Nursing Home Utilization
We also examine use of NH services for both PACE and matched comparison group members, using both matched comparison samples. However, for the NH utilization outcomes, we lead with the results obtained from using the matched comparison group comprised of HCBS waiver enrollees alone. As mentioned above, since NH entrants have high NH utilization by default, using the matched comparison group comprised of both NH entrants and HCBS waiver enrollees would skew the findings in favor of PACE. As a sensitivity test, we do present findings from using this alternative comparison group strategy, and the results are in line with our expectation of being highly favorable for PACE.

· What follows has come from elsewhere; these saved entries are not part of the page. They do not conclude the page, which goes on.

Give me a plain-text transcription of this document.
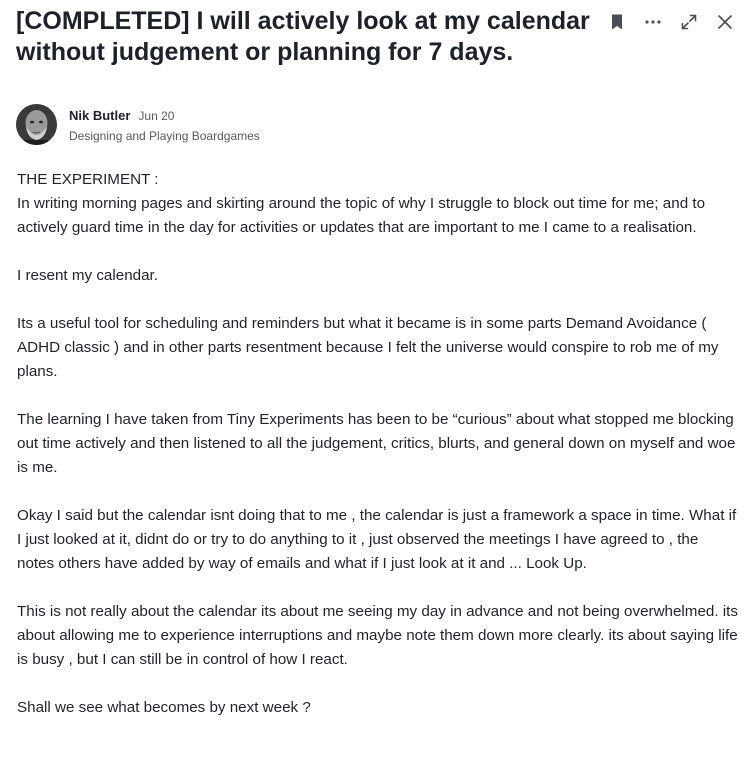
[COMPLETED] I will actively look at my calendar without judgement or planning for 7 days.
Nik Butler Jun 20
Designing and Playing Boardgames

THE EXPERIMENT :
In writing morning pages and skirting around the topic of why I struggle to block out time for me; and to actively guard time in the day for activities or updates that are important to me I came to a realisation.

I resent my calendar.

Its a useful tool for scheduling and reminders but what it became is in some parts Demand Avoidance ( ADHD classic ) and in other parts resentment because I felt the universe would conspire to rob me of my plans.

The learning I have taken from Tiny Experiments has been to be “curious” about what stopped me blocking out time actively and then listened to all the judgement, critics, blurts, and general down on myself and woe is me.

Okay I said but the calendar isnt doing that to me , the calendar is just a framework a space in time. What if I just looked at it, didnt do or try to do anything to it , just observed the meetings I have agreed to , the notes others have added by way of emails and what if I just look at it and ... Look Up.

This is not really about the calendar its about me seeing my day in advance and not being overwhelmed. its about allowing me to experience interruptions and maybe note them down more clearly. its about saying life is busy , but I can still be in control of how I react.

Shall we see what becomes by next week ?
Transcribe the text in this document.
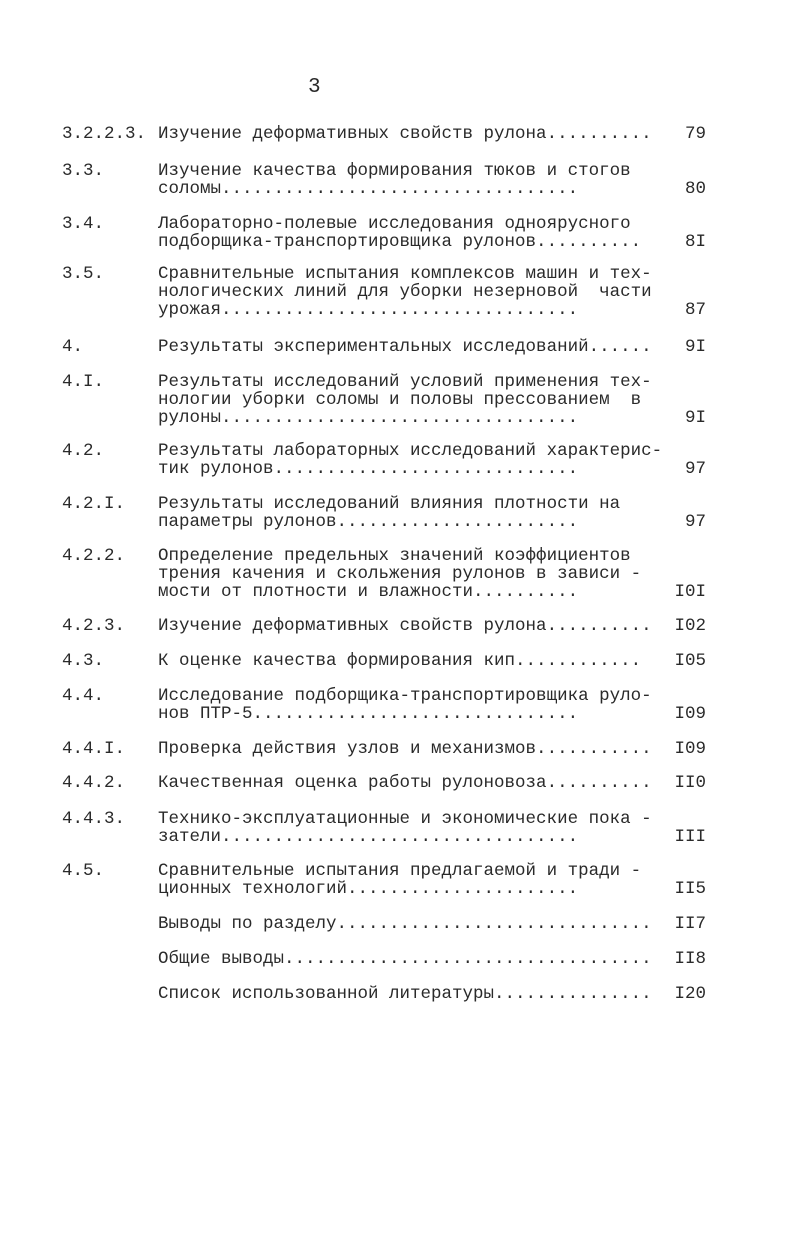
3
3.2.2.3. Изучение деформативных свойств рулона..........	79
3.3.	Изучение качества формирования тюков и стогов
соломы..................................	80
3.4.	Лабораторно-полевые исследования одноярусного
подборщика-транспортировщика рулонов..........	8I
3.5.	Сравнительные испытания комплексов машин и тех-
нологических линий для уборки незерновой  части
урожая..................................	87
4.	Результаты экспериментальных исследований......	9I
4.I.	Результаты исследований условий применения тех-
нологии уборки соломы и половы прессованием  в
рулоны..................................	9I
4.2.	Результаты лабораторных исследований характерис-
тик рулонов.............................	97
4.2.I. Результаты исследований влияния плотности на
параметры рулонов.......................	97
4.2.2. Определение предельных значений коэффициентов
трения качения и скольжения рулонов в зависи -
мости от плотности и влажности..........	I0I
4.2.3. Изучение деформативных свойств рулона..........	I02
4.3.	К оценке качества формирования кип............	I05
4.4.	Исследование подборщика-транспортировщика руло-
нов ПТР-5...............................	I09
4.4.I. Проверка действия узлов и механизмов...........	I09
4.4.2. Качественная оценка работы рулоновоза..........	II0
4.4.3. Технико-эксплуатационные и экономические пока -
затели..................................	III
4.5.	Сравнительные испытания предлагаемой и тради -
ционных технологий......................	II5
Выводы по разделу..............................	II7
Общие выводы...................................	II8
Список использованной литературы...............	I20
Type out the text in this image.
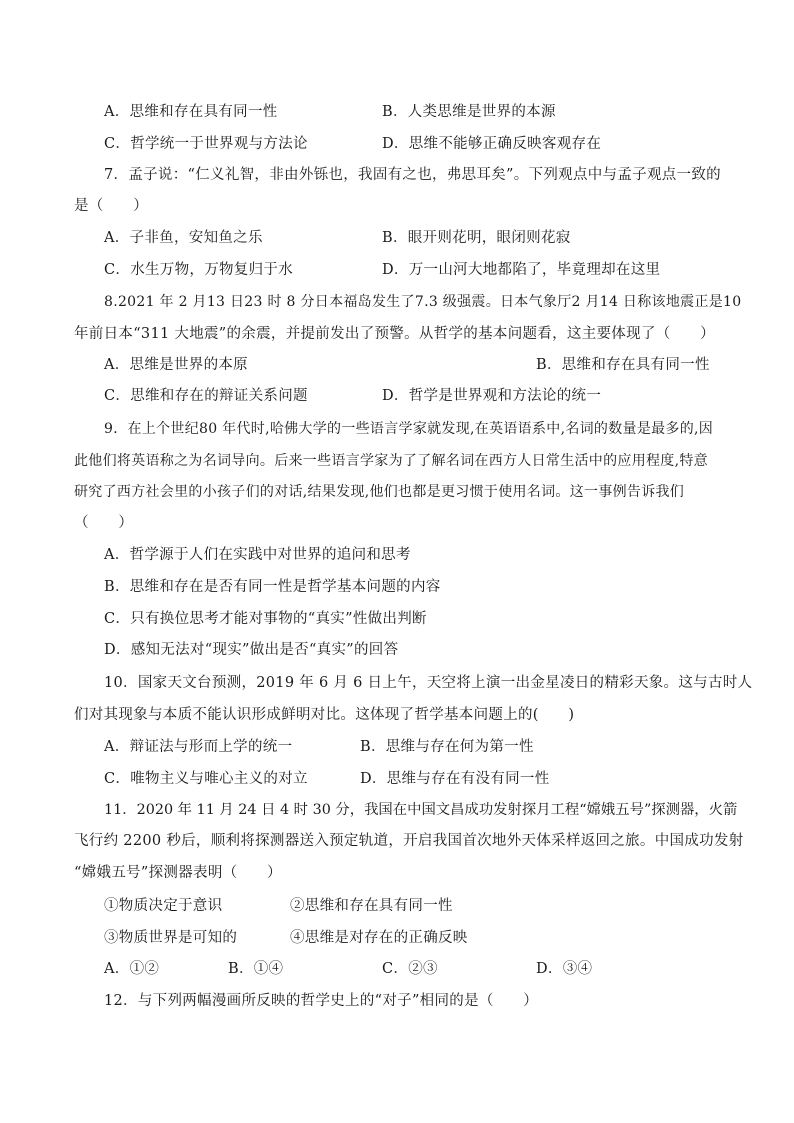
A．思维和存在具有同一性	B．人类思维是世界的本源
C．哲学统一于世界观与方法论	D．思维不能够正确反映客观存在
7．孟子说：“仁义礼智，非由外铄也，我固有之也，弗思耳矣”。下列观点中与孟子观点一致的
是（　　）
A．子非鱼，安知鱼之乐	B．眼开则花明，眼闭则花寂
C．水生万物，万物复归于水	D．万一山河大地都陷了，毕竟理却在这里
8.2021 年 2 月13 日23 时 8 分日本福岛发生了7.3 级强震。日本气象厅2 月14 日称该地震正是10
年前日本“311 大地震”的余震，并提前发出了预警。从哲学的基本问题看，这主要体现了（　　）
A．思维是世界的本原	B．思维和存在具有同一性
C．思维和存在的辩证关系问题	D．哲学是世界观和方法论的统一
9．在上个世纪80 年代时,哈佛大学的一些语言学家就发现,在英语语系中,名词的数量是最多的,因
此他们将英语称之为名词导向。后来一些语言学家为了了解名词在西方人日常生活中的应用程度,特意
研究了西方社会里的小孩子们的对话,结果发现,他们也都是更习惯于使用名词。这一事例告诉我们
（　　）
A．哲学源于人们在实践中对世界的追问和思考
B．思维和存在是否有同一性是哲学基本问题的内容
C．只有换位思考才能对事物的“真实”性做出判断
D．感知无法对“现实”做出是否“真实”的回答
10．国家天文台预测，2019 年 6 月 6 日上午，天空将上演一出金星凌日的精彩天象。这与古时人
们对其现象与本质不能认识形成鲜明对比。这体现了哲学基本问题上的(　　)
A．辩证法与形而上学的统一	B．思维与存在何为第一性
C．唯物主义与唯心主义的对立	D．思维与存在有没有同一性
11．2020 年 11 月 24 日 4 时 30 分，我国在中国文昌成功发射探月工程“嫦娥五号”探测器，火箭
飞行约 2200 秒后，顺利将探测器送入预定轨道，开启我国首次地外天体采样返回之旅。中国成功发射
“嫦娥五号”探测器表明（　　）
①物质决定于意识	②思维和存在具有同一性
③物质世界是可知的	④思维是对存在的正确反映
A．①②	B．①④	C．②③	D．③④
12．与下列两幅漫画所反映的哲学史上的“对子”相同的是（　　）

For this analysis involving PACE and matched HCBS waiver enrollees, we obtained information on NH utilization from the MDS Timeline file. Specifically, we compare four outcomes--(1) any use of the NH; (2) proportion of days in a NH; (3) at least 30 days (not necessarily consecutive) in a NH; and (4) at least 90 days (not necessarily consecutive) in a NH--for PACE and matched HCBS members over successive six-month intervals from enrollment or sample entry through 2009, that is, for a maximum of 42 months of followup or a total of seven intervals. The last two outcomes (at least 30 or 90 days in a NH) are defined conditional on a sample member being alive during an interval. For each interval, we estimate a separate linear regression for proportion of days in a NH, and separate logistic regressions for the three other binary outcome variables, and obtain regression-adjusted predictions of NH utilizationfor both treatment and matched comparison group members. The control variables in the regression model are same as those used for the mortality analysis. These regressions use the eligibility weights for the treatment group, and eligibility weights multiplied by the matching weights for matched HCBS members, as for the analysis involving expenditures.